In the draft five-point statement, the committee – usually known by its Burmese language acronym Mahana – called on the authorities to end the arrest, torture and killing of unarmed civilians and to prevent the looting and destruction of people’s property. The abbots also urged a resolution to the crisis through dialogue in accordance with the Buddhist principle of metta, or loving kindness.

“It is similar to the CDM,” one Buddhist abbot who sits on the committee told Myanmar Now, referring to the Civil Disobedience Movement that is leading opposition to the military junta.

The abbot said that the committee’s decision would be submitted to the Union Minister for Religious Affairs and Culture today, after which the group might decide to amend its statement. The main issue that remains to be sorted is whether examinations for novice monks should continue to go ahead.

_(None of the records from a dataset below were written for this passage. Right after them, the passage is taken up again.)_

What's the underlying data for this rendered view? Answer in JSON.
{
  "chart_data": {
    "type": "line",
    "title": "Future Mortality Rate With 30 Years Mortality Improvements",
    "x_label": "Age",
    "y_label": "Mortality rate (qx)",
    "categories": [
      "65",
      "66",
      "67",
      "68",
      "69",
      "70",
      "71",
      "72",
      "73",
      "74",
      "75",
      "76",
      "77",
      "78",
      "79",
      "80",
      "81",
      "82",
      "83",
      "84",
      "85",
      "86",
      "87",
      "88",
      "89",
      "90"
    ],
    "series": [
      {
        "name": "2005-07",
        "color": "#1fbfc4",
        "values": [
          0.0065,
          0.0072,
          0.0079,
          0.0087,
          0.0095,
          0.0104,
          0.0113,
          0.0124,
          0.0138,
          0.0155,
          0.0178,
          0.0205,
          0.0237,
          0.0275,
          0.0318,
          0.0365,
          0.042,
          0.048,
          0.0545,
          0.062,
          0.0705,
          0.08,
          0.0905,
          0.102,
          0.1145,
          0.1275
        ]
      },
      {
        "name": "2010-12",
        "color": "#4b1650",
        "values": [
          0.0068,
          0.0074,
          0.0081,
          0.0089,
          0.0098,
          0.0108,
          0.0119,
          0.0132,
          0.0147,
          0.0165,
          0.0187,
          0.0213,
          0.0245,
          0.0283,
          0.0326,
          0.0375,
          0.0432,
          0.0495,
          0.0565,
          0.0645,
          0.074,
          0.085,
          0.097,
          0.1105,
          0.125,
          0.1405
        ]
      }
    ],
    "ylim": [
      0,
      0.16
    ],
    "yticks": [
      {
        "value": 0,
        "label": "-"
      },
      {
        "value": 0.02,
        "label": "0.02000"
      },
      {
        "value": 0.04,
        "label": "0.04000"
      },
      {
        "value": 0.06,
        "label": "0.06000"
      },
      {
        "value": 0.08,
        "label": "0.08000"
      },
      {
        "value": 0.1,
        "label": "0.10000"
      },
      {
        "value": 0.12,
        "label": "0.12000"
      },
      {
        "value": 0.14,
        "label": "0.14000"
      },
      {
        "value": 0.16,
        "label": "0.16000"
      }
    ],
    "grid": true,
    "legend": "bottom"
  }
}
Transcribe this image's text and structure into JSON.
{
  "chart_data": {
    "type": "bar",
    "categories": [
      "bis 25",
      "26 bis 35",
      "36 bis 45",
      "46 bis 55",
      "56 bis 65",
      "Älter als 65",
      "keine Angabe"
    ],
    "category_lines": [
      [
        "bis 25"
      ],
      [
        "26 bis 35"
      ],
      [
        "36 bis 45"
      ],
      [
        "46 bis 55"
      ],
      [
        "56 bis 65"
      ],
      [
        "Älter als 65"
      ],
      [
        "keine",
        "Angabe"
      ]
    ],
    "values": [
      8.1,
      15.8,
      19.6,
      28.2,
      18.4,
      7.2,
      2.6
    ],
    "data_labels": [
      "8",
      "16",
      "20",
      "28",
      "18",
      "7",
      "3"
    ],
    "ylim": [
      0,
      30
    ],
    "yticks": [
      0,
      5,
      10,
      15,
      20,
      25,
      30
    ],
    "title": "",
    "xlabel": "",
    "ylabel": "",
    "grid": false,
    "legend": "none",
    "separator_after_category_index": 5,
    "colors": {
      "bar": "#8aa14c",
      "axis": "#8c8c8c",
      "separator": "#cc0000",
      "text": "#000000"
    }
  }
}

The decision by Mahana came as demonstrations continued across Myanmar, with police continuing to use a number of violent means, including live ammunition, in a bid to disperse protesters.

The total number of people killed in the weeks of unrest since the coup now stands at 217, according to the Assistance Association for Political Prisoners, which emphasizes that “the actual number of casualties is likely much higher.” The group notes that a total of 2,191 people have been arrested, charged or sentenced since the military’s seizure of power.

Were Mahana to throw in its lot with the CDM, it would represent a significant boost for the anti-coup movement.

Buddhist monks have a history of political activism in Myanmar, leading revolts against British imperialism and playing an important role in the formation of Burmese nationalism. Monks were at the forefront of the protests against military rule that erupted in 2007, later dubbed the “Saffron Revolution.” Nationalist members of the monkhood also played a central role in the demonization of the Muslim Rohingya, and the defense of the military for its vicious treatment of the minority community.

Given the moral prestige of the Buddhist monkhood, Mahana’s support for the anti-coup protest movement would give an important boost for opponents of coup leader Min Aung Hlaing and undermine his junta’s already shaky legitimacy.

Richard Horsey, an analyst for the International Crisis Group (ICG), described Mahana’s decision as “a hugely significant move.” The group is “highly conservative and extremely cautious,” he wrote on Twitter. “For it to break so clearly with the regime –which imagines itself protector of Buddhism – will galvanize monastic opposition.”

If it eventuates, Mahana’s break with the junta would be just the latest sign that the political struggle in Myanmar is unlikely to end any time soon. Having set a course that has put it at odds with the majority of country’s people, the junta’s road to “disciplined” democracy will be spattered with their blood.